# extreme miniature damascus knife sold



## gollum (Apr 29, 2009)

this knife is tiny and took ages to make 
not something you'll see due to the difficulty
stainless damascus,sheath included

Pics....
































price is $90 shipped worldwide
my paypal is [email protected]

thanks for looking and comments welcome


----------



## DM51 (Apr 30, 2009)

*Re: extreme miniature damascus knife F/S*

I made a mistake in moving this to C&M B/S/T - it belongs in the Custom Forge (I had forgotten that custom knives can be sold there).
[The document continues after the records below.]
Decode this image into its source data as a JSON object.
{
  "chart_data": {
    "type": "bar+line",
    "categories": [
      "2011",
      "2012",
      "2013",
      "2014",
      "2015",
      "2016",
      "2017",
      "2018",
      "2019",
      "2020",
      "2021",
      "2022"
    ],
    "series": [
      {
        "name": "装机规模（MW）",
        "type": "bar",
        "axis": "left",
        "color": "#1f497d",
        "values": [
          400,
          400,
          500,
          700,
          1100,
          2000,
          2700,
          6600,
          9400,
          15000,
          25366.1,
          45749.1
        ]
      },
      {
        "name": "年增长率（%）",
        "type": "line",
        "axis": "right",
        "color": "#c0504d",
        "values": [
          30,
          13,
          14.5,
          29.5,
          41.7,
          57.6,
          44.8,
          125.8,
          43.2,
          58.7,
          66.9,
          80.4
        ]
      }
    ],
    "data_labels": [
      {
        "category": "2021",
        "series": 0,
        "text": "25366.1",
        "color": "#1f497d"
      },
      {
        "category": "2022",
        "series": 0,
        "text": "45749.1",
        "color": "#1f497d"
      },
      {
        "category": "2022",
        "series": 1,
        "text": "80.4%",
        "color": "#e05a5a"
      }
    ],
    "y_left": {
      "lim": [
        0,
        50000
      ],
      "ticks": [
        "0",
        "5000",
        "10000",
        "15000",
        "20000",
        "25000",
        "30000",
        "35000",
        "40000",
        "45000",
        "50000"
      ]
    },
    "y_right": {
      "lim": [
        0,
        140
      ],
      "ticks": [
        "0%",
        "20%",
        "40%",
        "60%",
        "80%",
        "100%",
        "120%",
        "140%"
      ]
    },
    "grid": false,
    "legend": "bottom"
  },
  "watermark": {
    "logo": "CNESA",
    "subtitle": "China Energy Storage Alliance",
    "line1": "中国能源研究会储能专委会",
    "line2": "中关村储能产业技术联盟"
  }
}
My apologies to gollum - and what an amazing and beautiful little knife - this is fantastic craftsmanship!


----------



## gollum (Apr 30, 2009)

*Re: extreme miniature damascus knife F/S*

no worries mate 
and cheers my sore finger tips are recovering but happy


----------



## orb (Apr 30, 2009)

*Re: extreme miniature damascus knife F/S*

Brilliant :twothumbs
The Grain matches your finger print


----------



## gollum (Apr 30, 2009)

*Re: extreme miniature damascus knife F/S*

heh heh 
does too ... lucky shot :thumbsup:
cheers Rob


----------



## gollum (May 11, 2009)

*Re: extreme miniature damascus knife F/S*

price dropped to $90


----------



## DM51 (May 11, 2009)

*Re: extreme miniature damascus knife F/S*

I'll take it.

_Edit: Paypal sent._


----------



## gollum (May 11, 2009)

*Re: extreme miniature damascus knife F/S*

Thankyou DM51

paypal received
shipped tomorrow
5-7 days delivery usually


----------



## Rando (May 13, 2009)

*Re: extreme miniature damascus knife F/S*

I'd call it the "Rhode Island Toothpick". Nice work.


----------



## bshanahan14rulz (May 13, 2009)

*Re: extreme miniature damascus knife F/S*

Wow, that's amazing! how do you make that, what with it being all tiny and everything? heck, how do you even get the steel to look like that?!


----------



## gollum (May 14, 2009)

*Re: extreme miniature damascus knife F/S*

thanks guys...
making something this small needs a good eye patience and tough fingers
mostly just filed with needle files and then hand rubbed on a tiny anvil I made.
this one has been popular 
as I've had a few requests 
and will make 1 or 2 more that will be similar but different:duh2:


----------



## DM51 (May 18, 2009)

*Re: extreme miniature damascus knife F/S*

It arrived! It is absolutely _beautiful_. Extraordinary work - I can't believe how tiny it is. It is perfect! Many thanks!


----------



## gollum (May 18, 2009)

Thanks DM51
glad too see you are happy with it
just remember where you left it at all times 
I have put this sized knife down before and took ages to spot it again :twothumbs


----------



## Launch Mini (Apr 23, 2010)

that knive is just way too cool.


----------



## gollum (Apr 24, 2010)

cheers Launch Mini

hmm maybe I could launch a Mini to you in the post :laughing:

check my other minis somewhere here in custom forge


----------



## Light11 (Apr 25, 2010)

very cool knife,gollum!


----------



## gollum (Apr 25, 2010)

thanks Light11

I do enjoy making these 
but they are a bit hard on the eyes and fingers


----------



## Parallax error (Mar 29, 2013)

Gollum,
those mini Damascus knives are very cool. Any chance there's a YouTube video of the forging process?


----------



## gollum (Mar 30, 2013)

Thankyou
no video sorry
these are not forged to shape just shaped from tiny offcuts
It would be impossible to forge at this size as the steel would never stay hot enough 

I do some rough shaping with a linisher first then file and sand them by hand

BTW I recently found a knife at the back of a drawer,I thought I lost or sold it but it is available for sale 
this one 






easter special $60 posted anywhere 
my paypal is burginjason(at)hotmail.com

thanks for looking

I actually have lots of knives and skull beads etc for sale 
just too busy to organise sales thread etc
if someone wants a special unique item let me know 
I have a few threads here in custom forge and a sales thread in the market place Misc B/S/T


----------



## FlashAAAHHH (Jun 20, 2013)

How many folds do you tend to do for these? Awesome knives btw


----------



## gollum (Jun 23, 2013)

thanks FlashAAAHHH
I generally use damascus that has as many layers as possible
most miniatures I make using damasteel or stainless damascus
I buy all stainless damascus but make all my carbon damascus
anything with 50 layers or more is good that can mean at least 4 folds or welds
but i will do at least 6 or 7 folds with a 7 layer billet to start with.

thanks for looking


----------